Caliper Profile (CF)
Interviewers have applied CF to new job applicants and employees moving into different projects or positions. A big plus is that the format doesn’t give interviewees many clues about the response implications. Thus, it suppresses untruthful answer biases — which is a good thing. The questions present as “true” or “false” and sometimes as multiple-choice. Results, historically, have received favorable ratings as long as the test is exclusively used in the HR field.
16 Personality Factor Questionnaire (16PF)
16PF has been around for more than 70 years, with many revisions over this time. Success depends on high-level expertise for this testing type. As long as professional interpreters are in the mix, it has significant marketing applicability. The latter is most notable in behavioral and psychographic market segmentation. Of course, the same applies to the workplace, but this particular format can be pretty intimidating when a job is on the line. Why? It delves into personality traits like dominance, rule-consciousness, sensitivity, emotional stability, perfectionism, self-reliance, and openness to change.
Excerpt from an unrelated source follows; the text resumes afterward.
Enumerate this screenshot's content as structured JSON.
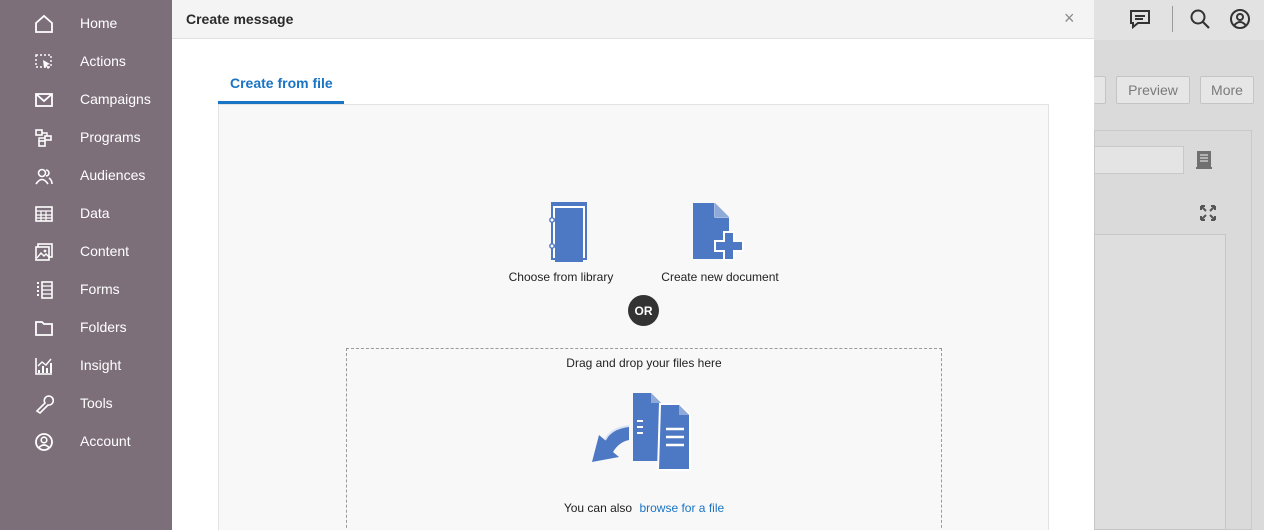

HEXACO Personality Inventory-Revised
Here’s another one that’s stood the test of time. Researchers constructed it around 20 years ago to correlate the following to various controlled circumstances:
- Emotional stability
I don’t advise launching into this program without expertise on hand, considering this test involves between 60 and 200 questions that can unsettle respondents if not counseled on what to expect. Also, with HEXACO, a professional interpretation is a must.
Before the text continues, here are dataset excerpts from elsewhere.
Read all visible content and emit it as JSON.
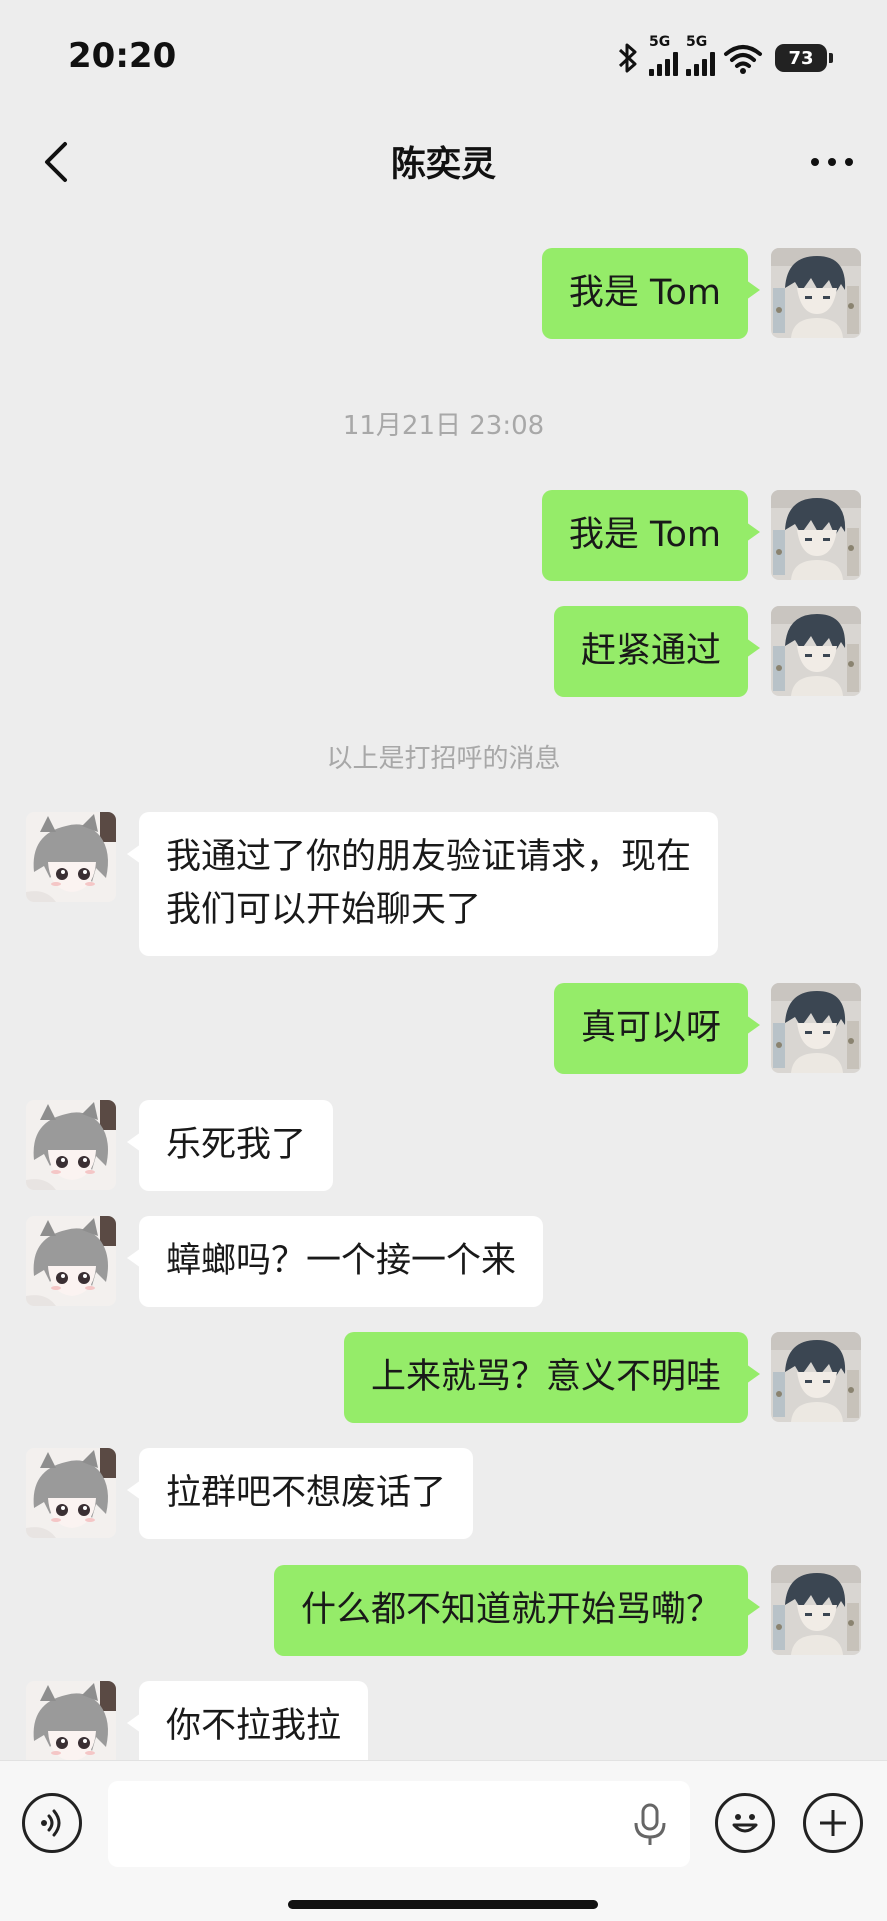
{
  "status_bar": {
    "time": "20:20",
    "net1": "5G",
    "net2": "5G",
    "battery": "73"
  },
  "nav": {
    "title": "陈奕灵"
  },
  "system": {
    "timestamp": "11月21日 23:08",
    "greeting_note": "以上是打招呼的消息"
  },
  "messages": [
    {
      "from": "me",
      "text": "我是 Tom"
    },
    {
      "from": "me",
      "text": "我是 Tom"
    },
    {
      "from": "me",
      "text": "赶紧通过"
    },
    {
      "from": "other",
      "text": "我通过了你的朋友验证请求，现在\n我们可以开始聊天了"
    },
    {
      "from": "me",
      "text": "真可以呀"
    },
    {
      "from": "other",
      "text": "乐死我了"
    },
    {
      "from": "other",
      "text": "蟑螂吗？一个接一个来"
    },
    {
      "from": "me",
      "text": "上来就骂？意义不明哇"
    },
    {
      "from": "other",
      "text": "拉群吧不想废话了"
    },
    {
      "from": "me",
      "text": "什么都不知道就开始骂嘞？"
    },
    {
      "from": "other",
      "text": "你不拉我拉"
    }
  ],
  "colors": {
    "background": "#ededed",
    "my_bubble": "#95ec69",
    "other_bubble": "#ffffff",
    "system_text": "#a8a8a8"
  },
  "icons": [
    "back-arrow-icon",
    "more-icon",
    "voice-icon",
    "mic-icon",
    "emoji-icon",
    "plus-icon",
    "bluetooth-icon",
    "wifi-icon",
    "battery-icon"
  ]
}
The Revised NEO Personality Inventory
This test dates back to 2005 and is applicable in HR, but it assesses some sensitive areas of the human psyche. Unless supervised by trained practitioners in personality testing, the test can quickly fly off the rails midway through. The test focuses on traits like vulnerability to stress, anxiety, depression, impulsiveness, and self-consciousness. Many companies want to extract these motivational drivers before recruiting candidates, and they’re right to think along those lines. However, it’s vital to make sense of the data, and if professionally controlled, this test is beneficial.
Other common tests
The SHL Occupational Personality Questionnaire (also called OPQ32) is a test involving 104 questions converging on 32 key characteristics stemming from emotions, thinking, and relationships. Like the others above, it relies on multiple-choice responses to provided statements. Its unique features are:
- Graphic summarization
- Detailed descriptions of weaknesses and strengths
- Comparisons to other respondents
The Eysenck Personality Inventory
This test covers deep behavioral drivers: extroversion, neuroticism, and integrity (i.e., propensity to lie). It consists of 57 to 100 questions requiring only “yes” or “no” answers.
DISC Personality Test
DISC stands for dominance, influence, steadiness, and compliance, branching out into 28 statements with four multi-choice options. After all is said and done, the test defines 12 different personality types.
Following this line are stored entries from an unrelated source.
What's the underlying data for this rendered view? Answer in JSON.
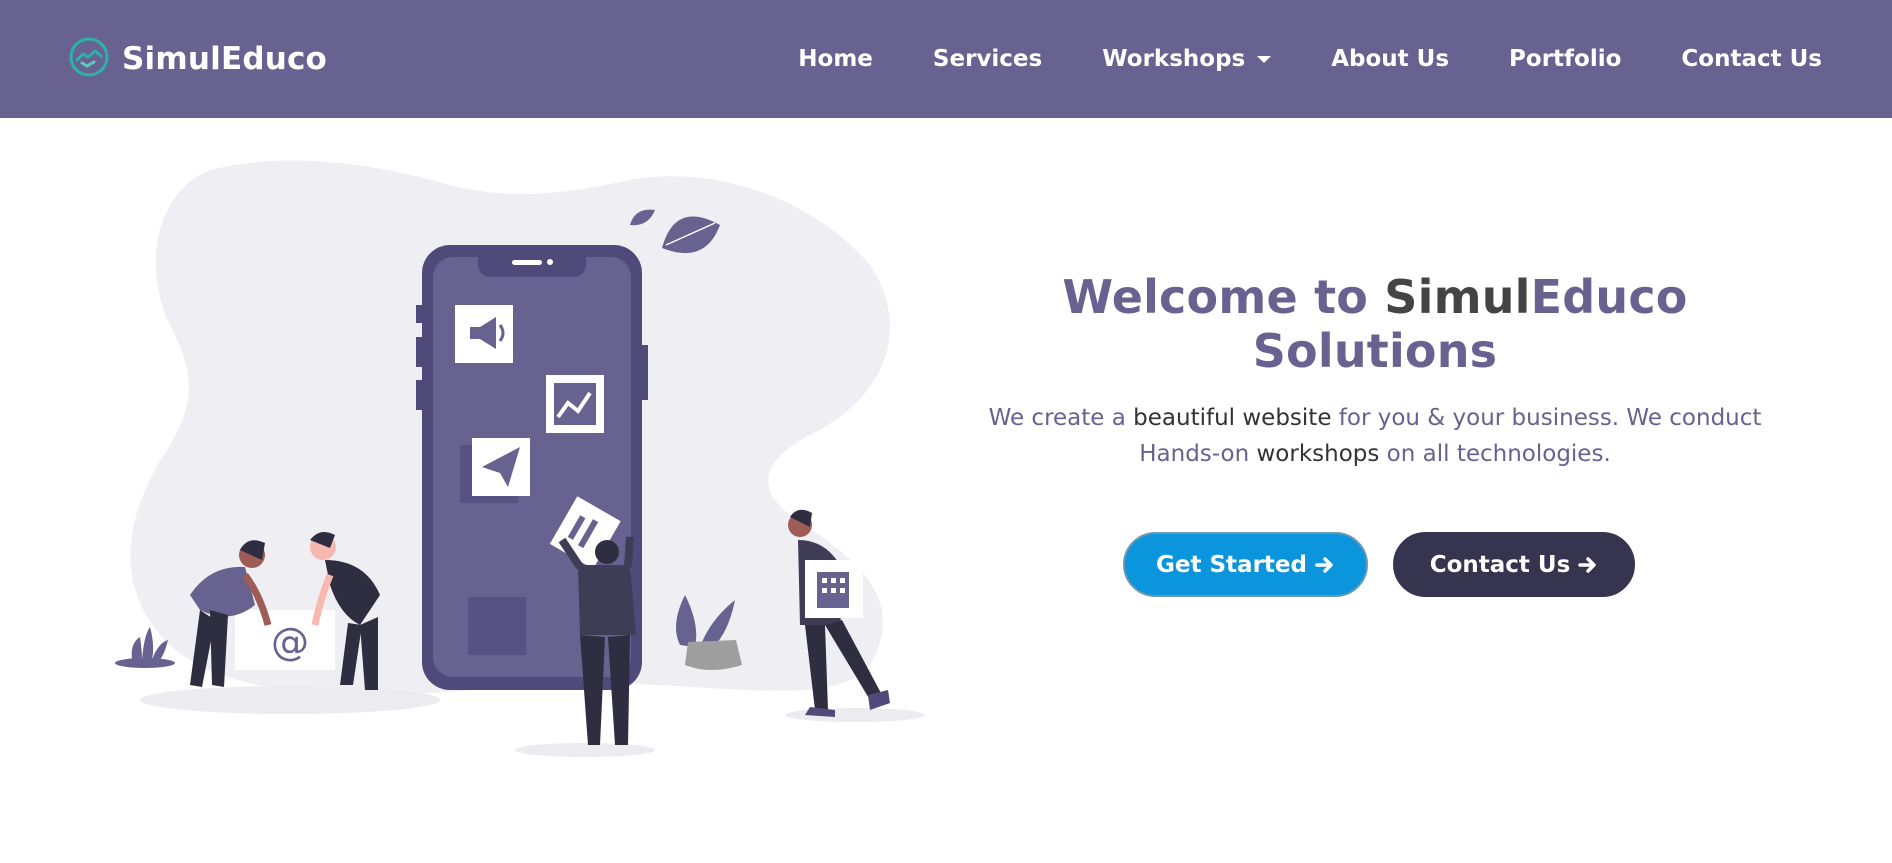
{
  "brand": {
    "name": "SimulEduco",
    "logo_icon": "handshake-circle-icon"
  },
  "nav": {
    "items": [
      {
        "label": "Home"
      },
      {
        "label": "Services"
      },
      {
        "label": "Workshops",
        "has_dropdown": true
      },
      {
        "label": "About Us"
      },
      {
        "label": "Portfolio"
      },
      {
        "label": "Contact Us"
      }
    ]
  },
  "hero": {
    "title_part1": "Welcome to ",
    "title_part2": "Simul",
    "title_part3": "Educo Solutions",
    "desc_part1": "We create a ",
    "desc_part2": "beautiful website",
    "desc_part3": " for you & your business. We conduct ",
    "desc_part4": "Hands-on",
    "desc_part5": " workshops",
    "desc_part6": " on all technologies.",
    "buttons": {
      "get_started": "Get Started",
      "contact_us": "Contact Us"
    },
    "illustration_text": "@"
  },
  "colors": {
    "navbar": "#67628f",
    "accent": "#67628f",
    "primary_button": "#0b95dd",
    "dark_button": "#37344f"
  }
}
The takeaway here is that numerous test formats have endured criticisms and can be useful tools to assess human behavior. Nonetheless, applying them with no expertise is very risky. In some cases, a safer bet might be to deploy a simple assessment to gather the information you seek, without having to delve too deeply into an individual’s psyche. Regardless, approach personality tests with caution, and make sure you have a solid plan in place for what information you’re after, how you’ll use it, and who you’ll be leaning on for expert guidance.